Ales Hemsky, a $4-million winger, played a grand total of one game before succumbing to a bad groin. We don’t know when he’s coming back. Same goes for top-four defenceman Johnny Oduya, who’s been out since Nov. 20 with a lower-body ailment.

That’s how the league’s most dangerous offence in 2015-16 (3.23 goals per game) tumbles all the way to 12th in that category (2.77).

"We’re kinda sick of these injuries. It’s been right from Day 1 of training camp. Hopefully we can get back on the mend and make a good push for the playoffs," says Benn, refusing to pin the defensive woes on their patchwork personnel.

"That’s just a good excuse. There’s no reason why we shouldn’t play good team defence. That’s what’s going to win you games in this league. You’ve seen that with the Stanley Cup champs in the last six or seven years."

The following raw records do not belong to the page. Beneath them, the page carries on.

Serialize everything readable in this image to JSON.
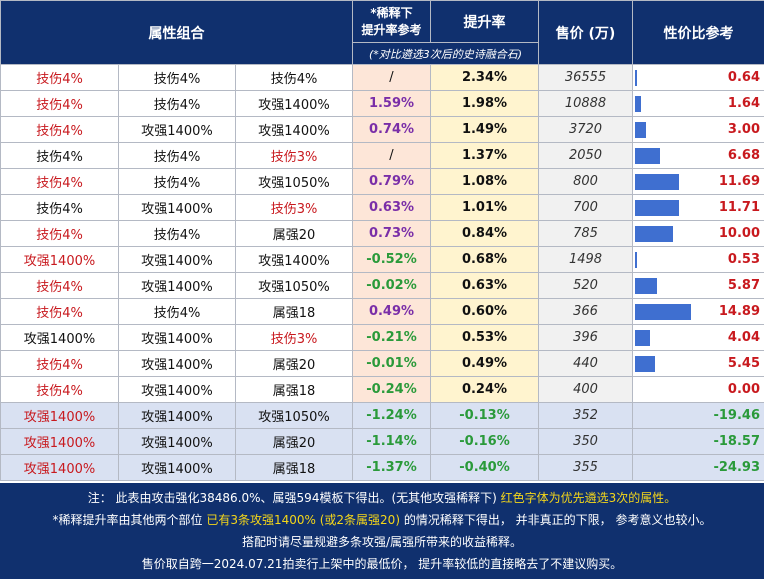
{
  "header": {
    "attr_combo": "属性组合",
    "dilution": "*稀释下\n提升率参考",
    "dilution_line1": "*稀释下",
    "dilution_line2": "提升率参考",
    "dilution_sub": "(*对比遴选3次后的史诗融合石)",
    "increase": "提升率",
    "price": "售价 (万)",
    "ratio": "性价比参考"
  },
  "bar_scale_max": 14.89,
  "rows": [
    {
      "a1": "技伤4%",
      "a1c": "red",
      "a2": "技伤4%",
      "a2c": "blk",
      "a3": "技伤4%",
      "a3c": "blk",
      "dil": "/",
      "dilt": "slash",
      "inc": "2.34%",
      "inct": "pos",
      "price": "36555",
      "ratio": "0.64",
      "low": false
    },
    {
      "a1": "技伤4%",
      "a1c": "red",
      "a2": "技伤4%",
      "a2c": "blk",
      "a3": "攻强1400%",
      "a3c": "blk",
      "dil": "1.59%",
      "dilt": "pos",
      "inc": "1.98%",
      "inct": "pos",
      "price": "10888",
      "ratio": "1.64",
      "low": false
    },
    {
      "a1": "技伤4%",
      "a1c": "red",
      "a2": "攻强1400%",
      "a2c": "blk",
      "a3": "攻强1400%",
      "a3c": "blk",
      "dil": "0.74%",
      "dilt": "pos",
      "inc": "1.49%",
      "inct": "pos",
      "price": "3720",
      "ratio": "3.00",
      "low": false
    },
    {
      "a1": "技伤4%",
      "a1c": "blk",
      "a2": "技伤4%",
      "a2c": "blk",
      "a3": "技伤3%",
      "a3c": "red",
      "dil": "/",
      "dilt": "slash",
      "inc": "1.37%",
      "inct": "pos",
      "price": "2050",
      "ratio": "6.68",
      "low": false
    },
    {
      "a1": "技伤4%",
      "a1c": "red",
      "a2": "技伤4%",
      "a2c": "blk",
      "a3": "攻强1050%",
      "a3c": "blk",
      "dil": "0.79%",
      "dilt": "pos",
      "inc": "1.08%",
      "inct": "pos",
      "price": "800",
      "ratio": "11.69",
      "low": false
    },
    {
      "a1": "技伤4%",
      "a1c": "blk",
      "a2": "攻强1400%",
      "a2c": "blk",
      "a3": "技伤3%",
      "a3c": "red",
      "dil": "0.63%",
      "dilt": "pos",
      "inc": "1.01%",
      "inct": "pos",
      "price": "700",
      "ratio": "11.71",
      "low": false
    },
    {
      "a1": "技伤4%",
      "a1c": "red",
      "a2": "技伤4%",
      "a2c": "blk",
      "a3": "属强20",
      "a3c": "blk",
      "dil": "0.73%",
      "dilt": "pos",
      "inc": "0.84%",
      "inct": "pos",
      "price": "785",
      "ratio": "10.00",
      "low": false
    },
    {
      "a1": "攻强1400%",
      "a1c": "red",
      "a2": "攻强1400%",
      "a2c": "blk",
      "a3": "攻强1400%",
      "a3c": "blk",
      "dil": "-0.52%",
      "dilt": "neg",
      "inc": "0.68%",
      "inct": "pos",
      "price": "1498",
      "ratio": "0.53",
      "low": false
    },
    {
      "a1": "技伤4%",
      "a1c": "red",
      "a2": "攻强1400%",
      "a2c": "blk",
      "a3": "攻强1050%",
      "a3c": "blk",
      "dil": "-0.02%",
      "dilt": "neg",
      "inc": "0.63%",
      "inct": "pos",
      "price": "520",
      "ratio": "5.87",
      "low": false
    },
    {
      "a1": "技伤4%",
      "a1c": "red",
      "a2": "技伤4%",
      "a2c": "blk",
      "a3": "属强18",
      "a3c": "blk",
      "dil": "0.49%",
      "dilt": "pos",
      "inc": "0.60%",
      "inct": "pos",
      "price": "366",
      "ratio": "14.89",
      "low": false
    },
    {
      "a1": "攻强1400%",
      "a1c": "blk",
      "a2": "攻强1400%",
      "a2c": "blk",
      "a3": "技伤3%",
      "a3c": "red",
      "dil": "-0.21%",
      "dilt": "neg",
      "inc": "0.53%",
      "inct": "pos",
      "price": "396",
      "ratio": "4.04",
      "low": false
    },
    {
      "a1": "技伤4%",
      "a1c": "red",
      "a2": "攻强1400%",
      "a2c": "blk",
      "a3": "属强20",
      "a3c": "blk",
      "dil": "-0.01%",
      "dilt": "neg",
      "inc": "0.49%",
      "inct": "pos",
      "price": "440",
      "ratio": "5.45",
      "low": false
    },
    {
      "a1": "技伤4%",
      "a1c": "red",
      "a2": "攻强1400%",
      "a2c": "blk",
      "a3": "属强18",
      "a3c": "blk",
      "dil": "-0.24%",
      "dilt": "neg",
      "inc": "0.24%",
      "inct": "pos",
      "price": "400",
      "ratio": "0.00",
      "low": false
    },
    {
      "a1": "攻强1400%",
      "a1c": "red",
      "a2": "攻强1400%",
      "a2c": "blk",
      "a3": "攻强1050%",
      "a3c": "blk",
      "dil": "-1.24%",
      "dilt": "neg",
      "inc": "-0.13%",
      "inct": "neg",
      "price": "352",
      "ratio": "-19.46",
      "low": true
    },
    {
      "a1": "攻强1400%",
      "a1c": "red",
      "a2": "攻强1400%",
      "a2c": "blk",
      "a3": "属强20",
      "a3c": "blk",
      "dil": "-1.14%",
      "dilt": "neg",
      "inc": "-0.16%",
      "inct": "neg",
      "price": "350",
      "ratio": "-18.57",
      "low": true
    },
    {
      "a1": "攻强1400%",
      "a1c": "red",
      "a2": "攻强1400%",
      "a2c": "blk",
      "a3": "属强18",
      "a3c": "blk",
      "dil": "-1.37%",
      "dilt": "neg",
      "inc": "-0.40%",
      "inct": "neg",
      "price": "355",
      "ratio": "-24.93",
      "low": true
    }
  ],
  "notes": {
    "line1_a": "注： 此表由攻击强化38486.0%、属强594模板下得出。(无其他攻强稀释下) ",
    "line1_b": "红色字体为优先遴选3次的属性。",
    "line2_a": "*稀释提升率由其他两个部位 ",
    "line2_b": "已有3条攻强1400% (或2条属强20)",
    "line2_c": " 的情况稀释下得出， 并非真正的下限， 参考意义也较小。",
    "line3": "搭配时请尽量规避多条攻强/属强所带来的收益稀释。",
    "line4": "售价取自跨一2024.07.21拍卖行上架中的最低价， 提升率较低的直接略去了不建议购买。"
  },
  "colors": {
    "header_bg": "#10306e",
    "red_text": "#c8191e",
    "purple_text": "#7a2ea8",
    "green_text": "#2a9a3a",
    "bar": "#3f6fd0",
    "highlight_yellow": "#f4d61a"
  }
}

Regardless if Nill pins up a "For Sale" sign by March 1, Dallas appears on track for a major overhaul.

"We all know what can happen at the trade deadline," Benn said. "We can’t be focusing on that. Our job is to come here and focus on the game."


Core pieces Benn, Spezza, Seguin, Cody Eakin, John Klingberg and Dan Hamhuis are locked up. Ruff speaks glowingly of RFA defenceman Esa Lindell. Versatile centre Radek Faksa, also RFA, should expect a nice raise.

After that, individual futures get murky.

Hemsky and Oduya could be rented if they recover in time, but interest in Hudler, 33, may be minimal. He sat on the UFA market until inking a one-year, $2-million deal in late August. He’s scored just twice in 22 games but was all smiles after the morning skate.

"Tough year for him. He missed a good couple months being sick, and recently he took a personal leave for a few days. Now we feel we’ve got him back up and running," Ruff said.

"He’s one guy who can be creative. He can give us that extra punch on one of our power-play units. Always been good offensively. He can maybe create that extra chance for you."

Patricks Sharp and Eaves are the most compelling rental candidates here, and should be heavily scouted at Air Canada Centre.

"I’m not too worried about it either way," said the veteran Sharp, a three-time Cup champion with Chicago and an Olympic gold medallist with Canada in 2014.

"It would be something new for me at this time of year to switch teams, but I’m trying to play the best I can so that doesn’t happen."

Sharp, 35, has played just 27 games this year due to a concussion but assures us he’s 100 per cent healthy. An eight-time 20-goal winger with 142 games of post-season experience? There will be interest, and don’t rule out a Chicago return.

Eaves could be a sneaky-good (and cheap) addition for a contender. The Calgary native plays both wings, carries a modest $1-million cap hit, and has already amassed a career-best 33 points—with 30 games to go. Get him while he’s hot.

"He’s having a great year and finding ways to find the back of the net. It’s great to see," Benn says. "He’s a guy that goes to the dirty areas to get those goals. They’re not a fluke. He puts himself in the right spot."

Bad luck, bad defence and bad goaltending have put the 2017 Stars in the wrong spot.


They have 10 games between now and the trade deadline to catch fire. Otherwise, Nill will have plenty of pieces he should use to restock the cupboard.

"We look at the standings every day," Sharp says. "We’re within striking distance of a playoff spot. I still feel we can put together a couple good weeks here and put ourselves in a real good spot. I look around the room, and I think other guys feel the same way."